The impact of acid rock drainage on surface-water and groundwater contamination is considered to be a primary environmental concern for many hardrock mining sites in the US. At the same time, cost-effective treatment of mining-impacted waters to levels protective of human health and the environment is a critical issue for mitigating the risk associated with hardrock mining sites.
At the University of Arizona, Drs. Mark Brusseau and Jim Field are investigating the key physical and biogeochemical processes that control migration and attenuation of mine-drainage contaminants in groundwater and are developing and testing innovative methods for characterization and remediation of contaminated groundwater at hardrock mining sites.
This project will advance the state of the science regarding the transport and attenuation of metalloids in the subsurface, and their remediation. It will produce knowledge and methods that can provide better site-specific information, which can be used to improve risk assessments, enhance selection and design of remediation actions, and to support decision-making concerning long-term site management and closure.

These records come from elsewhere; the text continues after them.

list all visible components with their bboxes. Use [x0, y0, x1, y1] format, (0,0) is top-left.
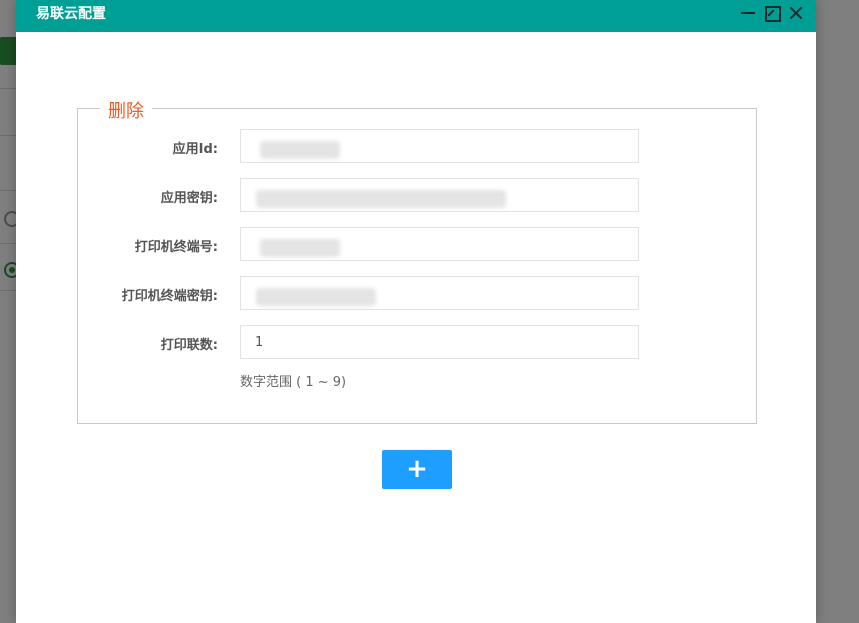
redacted-mask: [260, 239, 340, 257]
app-secret-row: 应用密钥:: [78, 178, 758, 212]
terminal-secret-label: 打印机终端密钥:: [121, 289, 218, 304]
printer-config-group: 删除 应用Id: 应用密钥: 打印机终端号: 打印机终端密钥: 打印联数: 数字…: [77, 97, 758, 424]
config-dialog: 易联云配置 删除 应用Id: 应用密钥: 打印机终端号: 打印机终端密钥: 打印…: [16, 0, 816, 623]
print-copies-row: 打印联数:: [78, 325, 758, 359]
dialog-title: 易联云配置: [36, 6, 106, 22]
app-secret-label: 应用密钥:: [160, 191, 218, 206]
terminal-number-row: 打印机终端号:: [78, 227, 758, 261]
app-id-row: 应用Id:: [78, 129, 758, 163]
print-copies-input[interactable]: [240, 325, 639, 359]
maximize-icon[interactable]: [764, 5, 781, 22]
redacted-mask: [260, 141, 340, 159]
terminal-secret-row: 打印机终端密钥:: [78, 276, 758, 310]
minimize-icon[interactable]: [740, 5, 756, 21]
print-copies-range-hint: 数字范围 ( 1 ~ 9): [240, 375, 347, 390]
terminal-number-label: 打印机终端号:: [134, 240, 218, 255]
app-id-label: 应用Id:: [172, 142, 218, 157]
delete-group-link[interactable]: 删除: [100, 97, 152, 123]
print-copies-label: 打印联数:: [160, 338, 218, 353]
close-icon[interactable]: [788, 5, 804, 21]
dialog-header: 易联云配置: [16, 0, 816, 32]
redacted-mask: [256, 288, 376, 306]
redacted-mask: [256, 190, 506, 208]
add-group-button[interactable]: +: [382, 450, 452, 489]
dialog-window-controls: [740, 5, 804, 22]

It is anticipated that the application of project outcomes will produce significant cost savings for the clean-up of the nation’s inventory of mine waste sites.

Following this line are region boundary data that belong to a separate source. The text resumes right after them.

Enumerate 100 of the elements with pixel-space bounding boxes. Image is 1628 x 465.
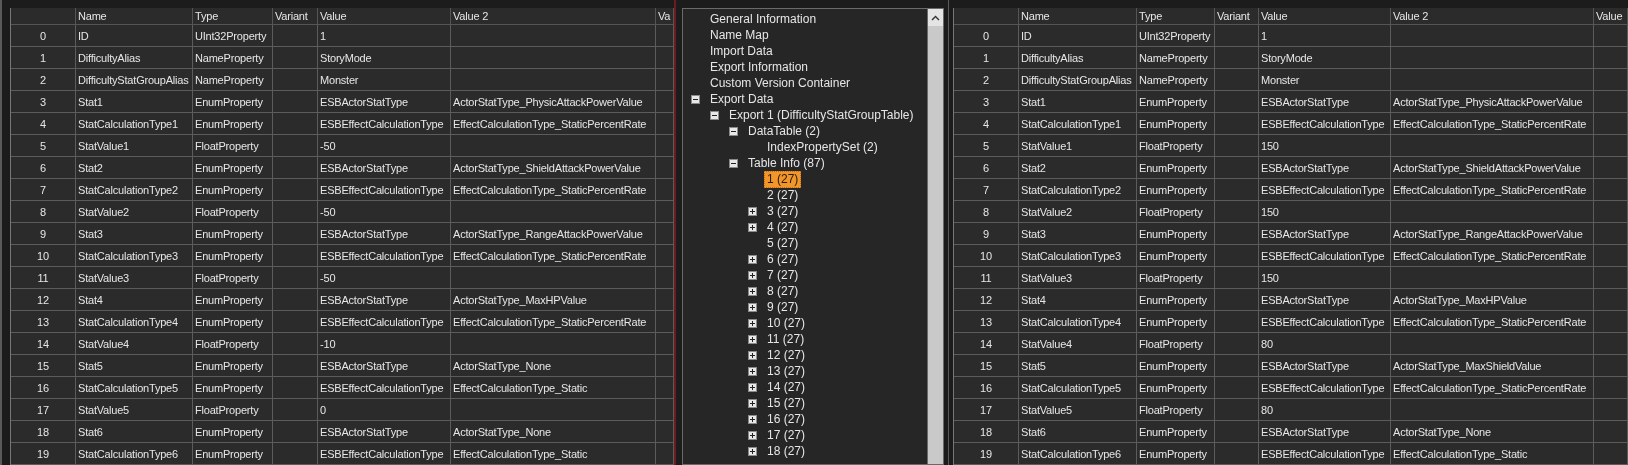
row-header-cell[interactable]: 18 [954,421,1019,443]
plus-box-icon[interactable] [748,334,757,344]
minus-box-icon[interactable] [729,126,738,136]
tree-item[interactable]: 5 (27) [764,234,802,252]
tree-item[interactable]: DataTable (2) [745,122,824,140]
row-header-cell[interactable]: 6 [11,157,76,179]
row-header-cell[interactable]: 3 [954,91,1019,113]
row-header-cell[interactable]: 4 [954,113,1019,135]
row-header-cell[interactable]: 8 [954,201,1019,223]
row-header-cell[interactable]: 17 [954,399,1019,421]
column-header[interactable]: Value 2 [451,8,656,25]
tree-item[interactable]: Import Data [707,42,776,60]
row-header-cell[interactable]: 5 [954,135,1019,157]
row-header-cell[interactable]: 12 [11,289,76,311]
row-header-cell[interactable]: 10 [954,245,1019,267]
tree-item[interactable]: Table Info (87) [745,154,828,172]
column-header[interactable]: Value [1259,8,1391,25]
column-header[interactable]: Value [318,8,451,25]
row-header-cell[interactable]: 15 [11,355,76,377]
row-header-cell[interactable]: 5 [11,135,76,157]
plus-box-icon[interactable] [748,318,757,328]
plus-box-icon[interactable] [748,366,757,376]
plus-box-icon[interactable] [748,270,757,280]
row-header-cell[interactable]: 0 [11,25,76,47]
row-header-cell[interactable]: 19 [11,443,76,465]
row-header-cell[interactable]: 9 [11,223,76,245]
row-header-cell[interactable]: 9 [954,223,1019,245]
row-header-cell[interactable]: 16 [11,377,76,399]
tree-item[interactable]: Export 1 (DifficultyStatGroupTable) [726,106,917,124]
plus-box-icon[interactable] [748,382,757,392]
row-header-cell[interactable]: 1 [11,47,76,69]
tree-item[interactable]: 14 (27) [764,378,809,396]
tree-item[interactable]: 1 (27) [764,170,802,188]
row-header-cell[interactable]: 14 [954,333,1019,355]
tree-item[interactable]: 6 (27) [764,250,802,268]
tree-item[interactable]: General Information [707,10,820,28]
column-header[interactable]: Va [656,8,674,25]
row-header-cell[interactable]: 18 [11,421,76,443]
row-header-cell[interactable]: 0 [954,25,1019,47]
plus-box-icon[interactable] [748,254,757,264]
tree-item[interactable]: Export Data [707,90,777,108]
tree-item[interactable]: 12 (27) [764,346,809,364]
tree-item[interactable]: 4 (27) [764,218,802,236]
tree-item[interactable]: 17 (27) [764,426,809,444]
plus-box-icon[interactable] [748,446,757,456]
plus-box-icon[interactable] [748,350,757,360]
scrollbar[interactable] [927,8,944,465]
tree-item[interactable]: 18 (27) [764,442,809,460]
plus-box-icon[interactable] [748,414,757,424]
tree-item[interactable]: 3 (27) [764,202,802,220]
tree-item[interactable]: 2 (27) [764,186,802,204]
row-header-cell[interactable]: 12 [954,289,1019,311]
tree-item[interactable]: Export Information [707,58,812,76]
column-header[interactable]: Type [193,8,273,25]
scroll-up-button[interactable] [928,9,943,26]
minus-box-icon[interactable] [691,94,700,104]
tree-item[interactable]: 7 (27) [764,266,802,284]
tree-item[interactable]: Custom Version Container [707,74,854,92]
tree-item[interactable]: IndexPropertySet (2) [764,138,881,156]
row-header-cell[interactable]: 15 [954,355,1019,377]
plus-box-icon[interactable] [748,206,757,216]
column-header[interactable]: Value 2 [1391,8,1594,25]
row-header-cell[interactable]: 13 [954,311,1019,333]
plus-box-icon[interactable] [748,302,757,312]
plus-box-icon[interactable] [748,222,757,232]
row-header-cell[interactable]: 14 [11,333,76,355]
row-header-cell[interactable]: 4 [11,113,76,135]
column-header[interactable]: Value [1594,8,1628,25]
row-header-cell[interactable]: 1 [954,47,1019,69]
column-header[interactable]: Name [1019,8,1137,25]
tree-item[interactable]: 13 (27) [764,362,809,380]
column-header[interactable]: Variant [1215,8,1259,25]
row-header-cell[interactable]: 13 [11,311,76,333]
minus-box-icon[interactable] [710,110,719,120]
tree-item[interactable]: 8 (27) [764,282,802,300]
row-header-cell[interactable]: 8 [11,201,76,223]
row-header-cell[interactable]: 2 [954,69,1019,91]
minus-box-icon[interactable] [729,158,738,168]
row-header-cell[interactable]: 11 [954,267,1019,289]
tree-item[interactable]: Name Map [707,26,772,44]
row-header-cell[interactable]: 2 [11,69,76,91]
plus-box-icon[interactable] [748,398,757,408]
tree-item[interactable]: 15 (27) [764,394,809,412]
tree-item[interactable]: 9 (27) [764,298,802,316]
row-header-cell[interactable]: 10 [11,245,76,267]
tree-item[interactable]: 11 (27) [764,330,808,348]
row-header-cell[interactable]: 16 [954,377,1019,399]
column-header[interactable]: Name [76,8,193,25]
tree-item[interactable]: 16 (27) [764,410,809,428]
row-header-cell[interactable]: 6 [954,157,1019,179]
row-header-cell[interactable]: 17 [11,399,76,421]
row-header-cell[interactable]: 7 [954,179,1019,201]
column-header[interactable]: Variant [273,8,318,25]
row-header-cell[interactable]: 7 [11,179,76,201]
plus-box-icon[interactable] [748,286,757,296]
row-header-cell[interactable]: 11 [11,267,76,289]
row-header-cell[interactable]: 19 [954,443,1019,465]
plus-box-icon[interactable] [748,430,757,440]
tree-item[interactable]: 10 (27) [764,314,809,332]
row-header-cell[interactable]: 3 [11,91,76,113]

Aim 1: Determine the primary biogeochemical processes controlling attenuation and sequestration under natural and biostimulated conditions for the MV test site and how these compare to other sites.
Aim 2: Examine the formation and dynamic behavior of reactive micro-zones that control attenuation and sequestration at the source-groundwater interface.
Aim 3: Determine the long-term effectiveness and potential adverse impacts of in-situ biosequestration for groundwater remediation through a collaborative research translation field project.